Integrating factors are commonly used to solve ordinary differential equations, oftentimes first order linear ODEs, though their use is not strictly limited to this class of problems. In the case of a first order linear ODE, $$\frac{dy}{dx} +p(x)y =q(x),\tag{1}$$ an integrating factor can be obtained as follows.
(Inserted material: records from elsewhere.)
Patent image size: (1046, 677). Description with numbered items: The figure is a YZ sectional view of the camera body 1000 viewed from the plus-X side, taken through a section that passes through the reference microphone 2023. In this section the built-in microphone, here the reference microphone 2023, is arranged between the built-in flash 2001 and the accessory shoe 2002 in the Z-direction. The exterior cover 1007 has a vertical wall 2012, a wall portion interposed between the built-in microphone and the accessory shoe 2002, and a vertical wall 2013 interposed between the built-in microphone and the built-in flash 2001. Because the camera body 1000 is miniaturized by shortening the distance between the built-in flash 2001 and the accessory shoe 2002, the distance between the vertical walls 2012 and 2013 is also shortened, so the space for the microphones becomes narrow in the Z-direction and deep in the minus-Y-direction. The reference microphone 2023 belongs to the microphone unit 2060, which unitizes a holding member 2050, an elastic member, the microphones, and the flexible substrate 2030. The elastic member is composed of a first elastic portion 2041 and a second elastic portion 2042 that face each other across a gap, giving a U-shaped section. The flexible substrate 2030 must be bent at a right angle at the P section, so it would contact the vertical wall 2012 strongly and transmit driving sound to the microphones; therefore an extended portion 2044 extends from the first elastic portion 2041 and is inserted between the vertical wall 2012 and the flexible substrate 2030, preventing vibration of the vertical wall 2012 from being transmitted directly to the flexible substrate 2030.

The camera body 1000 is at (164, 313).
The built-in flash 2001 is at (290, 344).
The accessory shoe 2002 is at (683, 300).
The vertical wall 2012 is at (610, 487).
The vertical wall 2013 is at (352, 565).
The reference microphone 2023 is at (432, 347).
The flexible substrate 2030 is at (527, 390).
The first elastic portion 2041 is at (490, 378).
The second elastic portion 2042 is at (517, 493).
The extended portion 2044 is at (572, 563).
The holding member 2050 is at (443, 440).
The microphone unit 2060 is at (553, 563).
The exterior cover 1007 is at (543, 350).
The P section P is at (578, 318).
Let $\mu(x)$ be a differentiable function to be determined later and multiply $(1)$ by $\mu(x)$: $$\mu(x)\frac{dy}{dx} + \mu(x)p(x)y = \mu(x)q(x).\tag{2}$$ Observe that $$\frac{d}{dx}\left(\mu(x)y\right) = \mu(x)\frac{dy}{dx} + \frac{d\mu}{dx}y.\tag{3}$$ By noting the similarity in the LHS of $(2)$ and the RHS of $(3)$ we choose $\mu(x)$ to solve $$\frac{d\mu}{dx} = \mu(x)p(x),$$ that is $$\mu(x) = e^{\int_{s_{0}}^{x}p(s)\,ds}.$$ This $\mu$ is then our integrating factor, and we can rewrite $(2)$ as $$\frac{d}{dx}\left(y e^{\int_{s_{0}}^{x}p(s)\,ds}\right) = q(x)e^{\int_{s_{0}}^{x}p(s)\,ds}.$$